Foundations of Contract Law in Hong Kong - Eighth Edition includes crucial updates, as follows:
Among the many important changes that Hong Kong has experienced or endured over the past three decades is the gradual and continuing emergence of the distinctively local common law. The common law of contract is no exception. It is now increasingly possible to speak of a Hong Kong law of contract that is not a mere facsimile of the English common law. The goal of this eighth edition is to advance the understanding and appreciation of Hong Kong’s law of contract in a way relevant to students, scholars, and practitioners alike.
This new edition features, comprehensive legal updates, extensive original commentary, and analysis exploring the similarities and emerging differences among the jurisdictions with particular reference to the ongoing developments of the law in Hong Kong. It situates contract law in the broader context of a common law tradition that is essentially customary in character and reflects the reasonable expectations of a free people.

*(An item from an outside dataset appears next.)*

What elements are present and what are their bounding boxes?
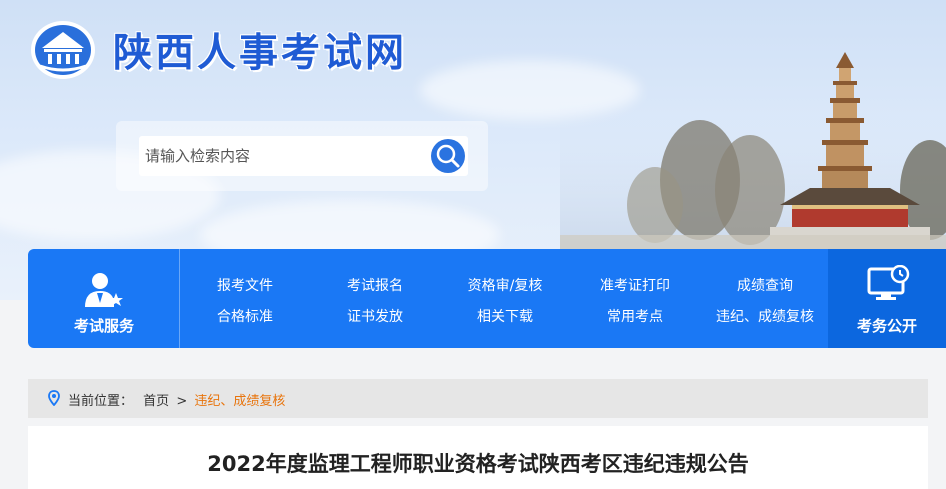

This book also provides a carefully curated and edited selection of the most important or illustrative authorities in contract law drawn primarily from Hong Kong, England, and the wider common law world. The Hong Kong authorities included in this book develop or expound upon the common law of contract in a significant way, indicate some degree of doctrinal divergence from England, or illustrate the way in which a rule or principle works in a distinctively Hong Kong setting. The principal English authorities, which furnish the basic framework of the common law of contract, are extracted and explained in a way that is of relevance to Hong Kong. Recent developments in other common law jurisdictions that are likely to influence the future direction of Hong Kong law are also included.
Some of the more important changes or additions reflected in this eighth edition include:
1. The law of part performance (e.g. Ng Yuk Pui Kelly v Ng Lai Ling Winnie (2021) 24 HKCFAR 401 (CFA));
2. The effect of signatures in a ‘battle of forms’ (e.g. TRW Ltd v Panasonic Industry Europe GmbH [2021] ILPr 42 (CA, Eng));
3. The unilateral determination of terms and facts (e.g. Braganza v BP Shipping Ltd, The British Unity [2015] 4 All ER 639 (SC, Eng);
4. Practical benefit and compromise of debt (e.g. Cheng Mei Ling v Lam Siu Chor Sharen [2020] HKCU 4150 (CFI));
5. Statutory remedies and implied terms (e.g. Lau Chun Ming v Deloitte Touche Tohmatsu [2021] 2 HKLRD 706 (CA));
6. Contractual interpretation (e.g. Eminent Investments (Asia Pacific) Ltd v DIO Corp (2020) 23 HKCFAR 487 (CFA));
7. Contractual estoppel (e.g. First Tower Trustees Ltd v CDS (Superstores International) Ltd [2019] 1 WLR 637 (CA, Eng));
8. Contributory negligence and damages for misrepresentation and economic duress (e.g. Times Travel (UK) Ltd v Pakistan International Airlines Corp [2023] AC 101 (SC, Eng));
9. Frustration and force majeure (e.g. The Centre (76) Ltd v Victory Serviced Office (HK) Ltd [2020] HKCU 4037 (CFI), Holdwin Ltd v Prince Jewellery and Watch Co Ltd [2021] HKCU 4494 (CFI)); and
10. Negotiating damages (e.g., One Step (Support) Ltd v Morris-Garner [2019] AC 649 (SC, Eng), Law Ting Pong Secondary School v Chen Wai Wah [2021] 5 HKC 452 (CA)).